製造した分離液状ドレッシングを5℃恒温槽中に、遮光下で8週間静置保管し、保管開始から1週目と8週目に、5℃恒温槽からサンプル瓶を取り出し、下記の指標に基づき、白濁及び結晶物の発生の評価と風味評価を行った。評価結果を表4及び5に示す。
(白濁及び結晶物の発生の評価)
サンプル瓶の状態で、油相部分を目視で観察して評価した。評価基準は下記の通りである。
◎:白濁や微細な結晶物が認められない
○:サンプル瓶の油相の壁面、水相との界面のいずれかに、白濁及び/又は微細な結晶物がごく僅かに認められるが、商品として許容できる
×:油相全体、サンプル瓶の油相の壁面、水相との界面のいずれかに、白濁及び/又は微細な結晶物が明確に認められ、商品として許容できない
(風味評価)
サンプル瓶を上下に振盪して、油相と水相とが十分に混ざった混合液とする。前記混合液を2mL、口に含み風味を評価した。評価基準は下記の通りである。

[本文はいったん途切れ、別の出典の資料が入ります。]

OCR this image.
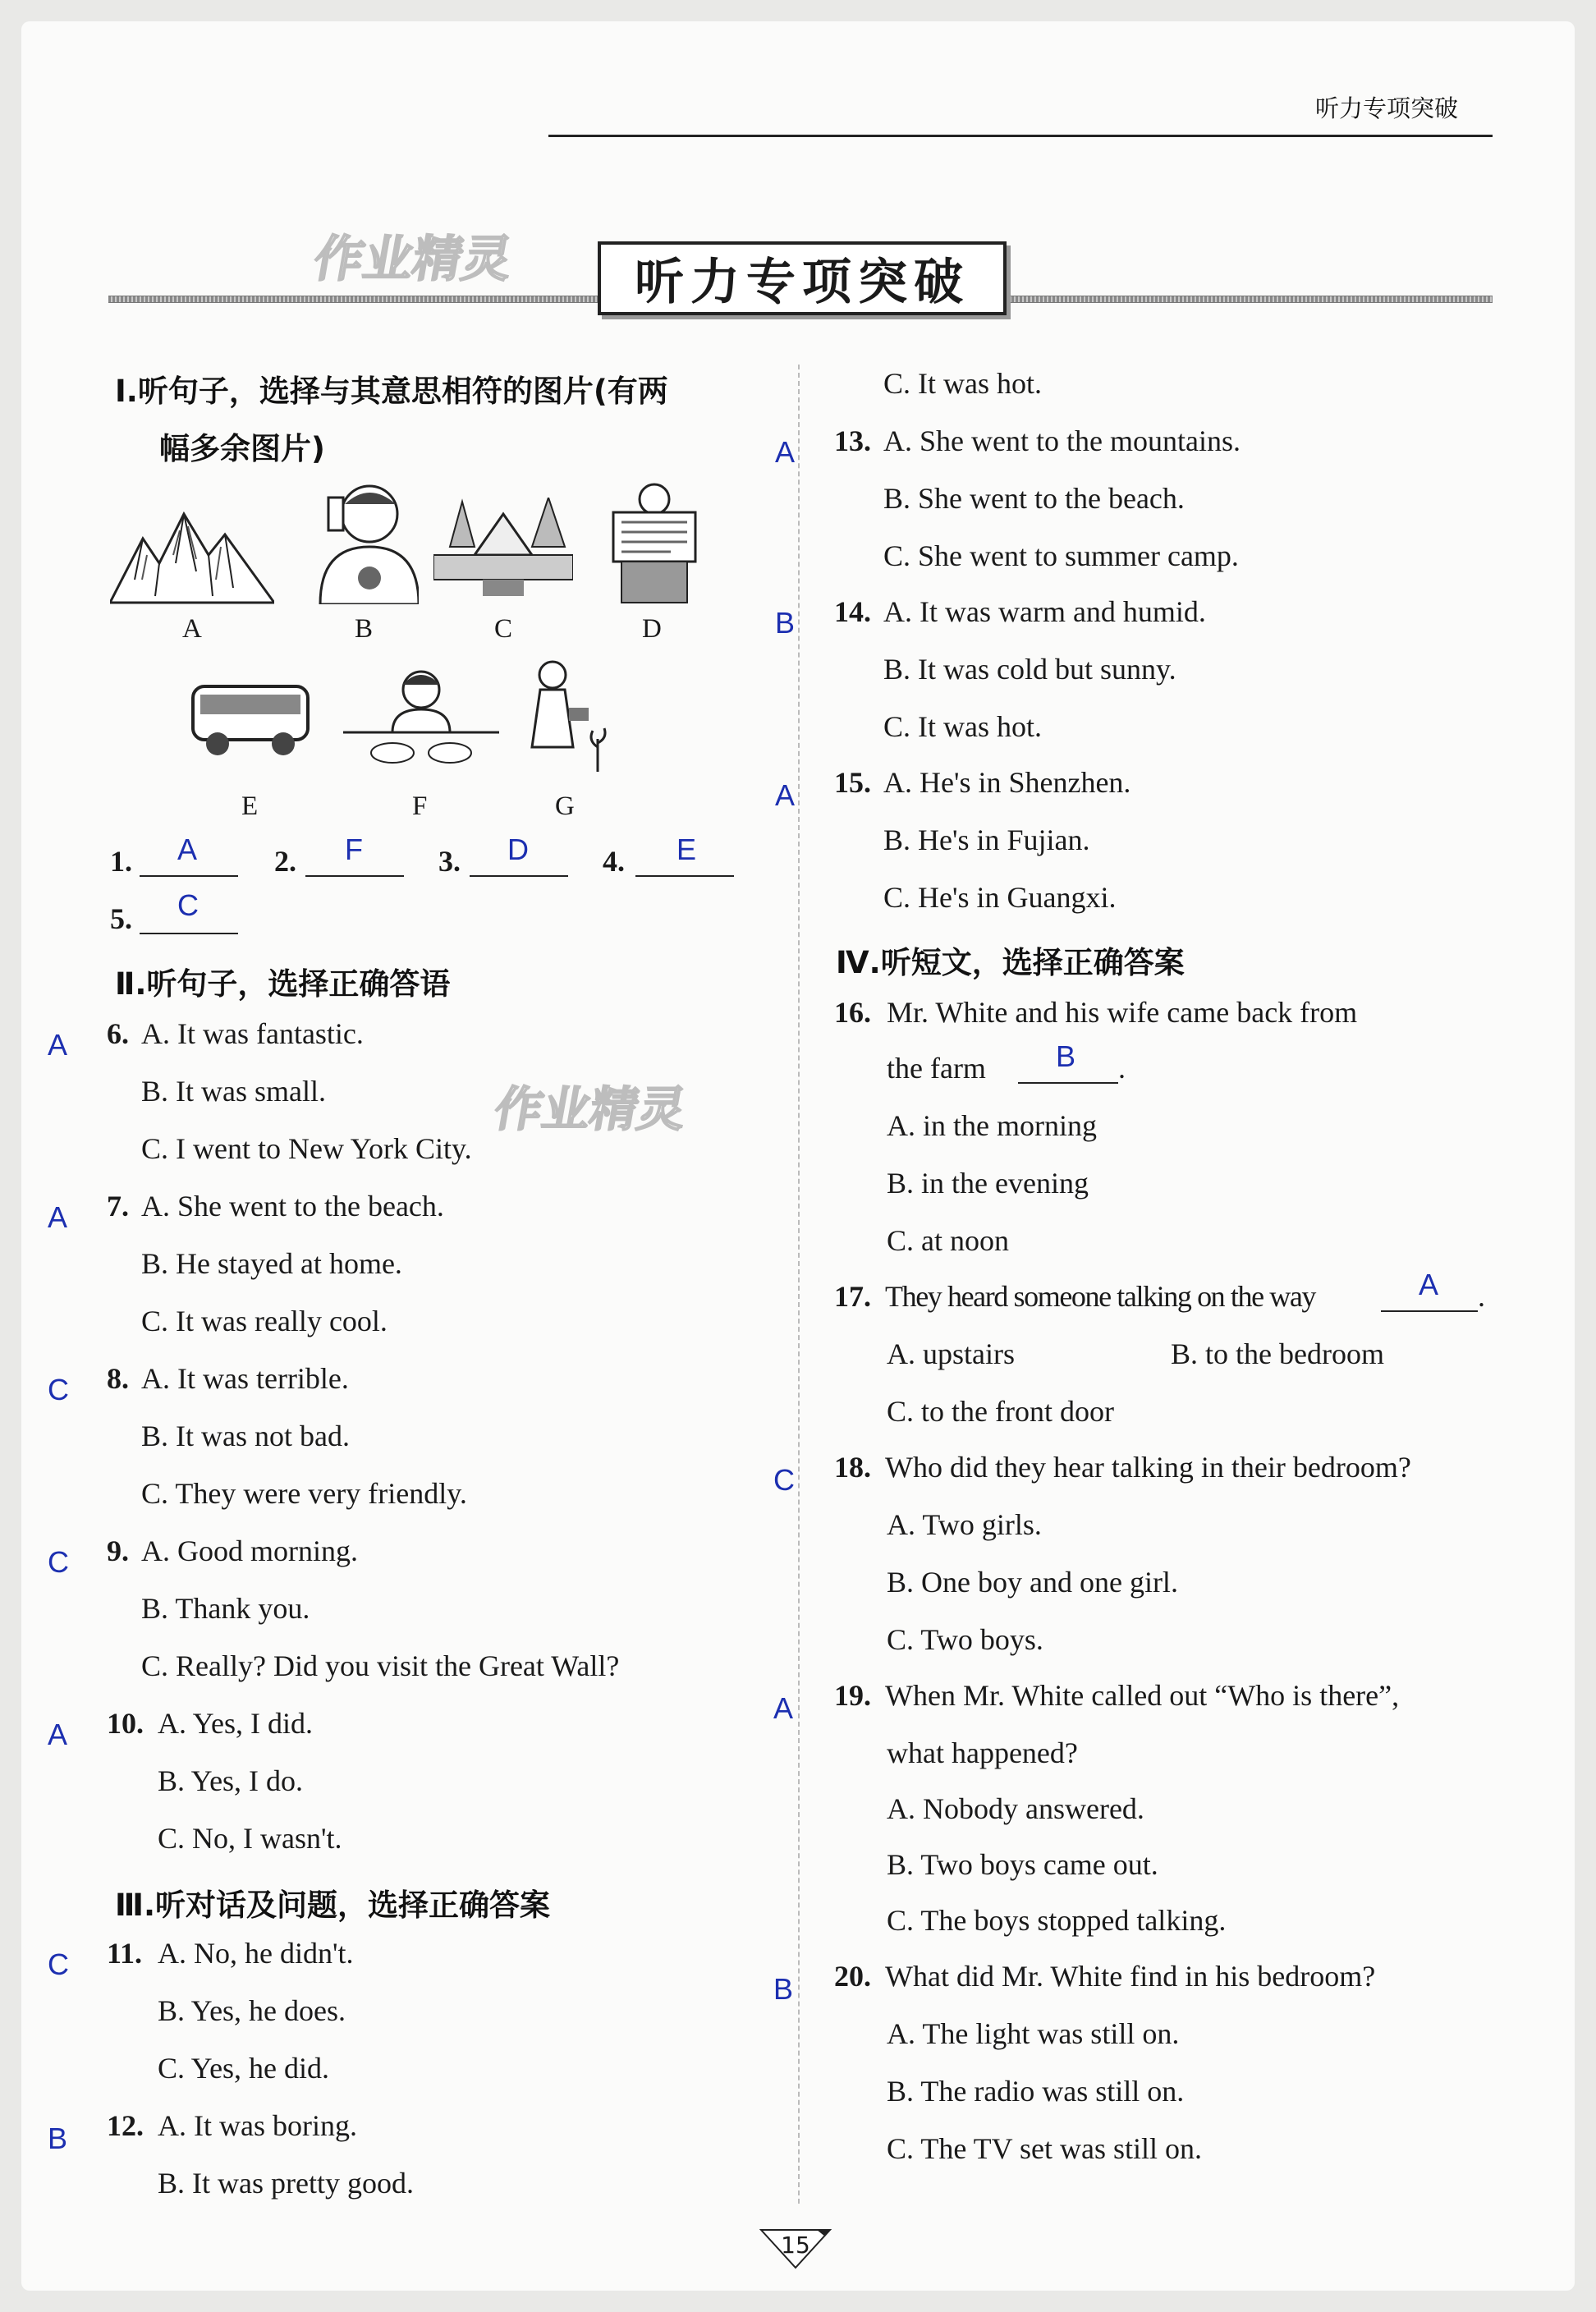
听力专项突破
听力专项突破
作业精灵
作业精灵
Ⅰ.听句子，选择与其意思相符的图片(有两
幅多余图片)
A	B	C	D
E	F	G
1. A	2. F	3. D	4. E
5. C
Ⅱ.听句子，选择正确答语
A 6. A. It was fantastic.
B. It was small.
C. I went to New York City.
A 7. A. She went to the beach.
B. He stayed at home.
C. It was really cool.
C 8. A. It was terrible.
B. It was not bad.
C. They were very friendly.
C 9. A. Good morning.
B. Thank you.
C. Really? Did you visit the Great Wall?
A 10. A. Yes, I did.
B. Yes, I do.
C. No, I wasn't.
Ⅲ.听对话及问题，选择正确答案
C 11. A. No, he didn't.
B. Yes, he does.
C. Yes, he did.
B 12. A. It was boring.
B. It was pretty good.
C. It was hot.
A 13. A. She went to the mountains.
B. She went to the beach.
C. She went to summer camp.
B 14. A. It was warm and humid.
B. It was cold but sunny.
C. It was hot.
A 15. A. He's in Shenzhen.
B. He's in Fujian.
C. He's in Guangxi.
Ⅳ.听短文，选择正确答案
16. Mr. White and his wife came back from
the farm B .
A. in the morning
B. in the evening
C. at noon
17. They heard someone talking on the way	A .
A. upstairs	B. to the bedroom
C. to the front door
C 18. Who did they hear talking in their bedroom?
A. Two girls.
B. One boy and one girl.
C. Two boys.
A 19. When Mr. White called out “Who is there”,
what happened?
A. Nobody answered.
B. Two boys came out.
C. The boys stopped talking.
B 20. What did Mr. White find in his bedroom?
A. The light was still on.
B. The radio was still on.
C. The TV set was still on.
15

◎:オリーブオイルの風味が「○」よりもさらに優れている
○:オリーブオイルの風味に優れている
×:他の風味が勝り、オリーブオイルの風味が劣っている
Claims (4)
- 油相と水相を含む分離液状調味料であって、該油相中に未精製のオリーブオイル、0℃で液状の油脂、及びHLBが2〜6であり、構成脂肪酸のうち炭素数10〜16の飽和脂肪酸が30〜60質量%、炭素数18〜22の不飽和脂肪酸(ただし、エルカ酸を除く)が40〜60質量%であるポリグリセリン脂肪酸エステルを含有し、該油相全体に対する含有量が、該未精製のオリーブオイル25〜85質量%、該0℃で液状の油脂14.98〜74.98質量%、該ポリグリセリン脂肪酸エステル0.02〜0.5質量%であることを特徴とする分離液状調味料。
- 前記油相を、分離液状調味料に合計で10〜60質量%含有することを特徴とする請求項1に記載の分離液状調味料。
- 前記未精製のオリーブオイルが、エキストラバージンオリーブオイルであることを特徴とする請求項1又は2に記載の分離液状調味料。
- 油相と水相を含む分離液状調味料において該油相部分の白濁及び/又は結晶物の発生を抑制する方法であって、該油相中に未精製のオリーブオイル、0℃で液状の油脂、及びHLBが2〜6であり、構成脂肪酸のうち炭素数10〜16の飽和脂肪酸が30〜60質量%、炭素数18〜22の不飽和脂肪酸(ただし、エルカ酸を除く)が40〜60質量%であるポリグリセリン脂肪酸エステルを含有し、該油相全体に対する含有量が、該未精製のオリーブオイル25〜85質量%、該0℃で液状の油脂14.98〜74.98質量%、該ポリグリセリン脂肪酸エステル0.02〜0.5質量%に調製することを含んでなる方法。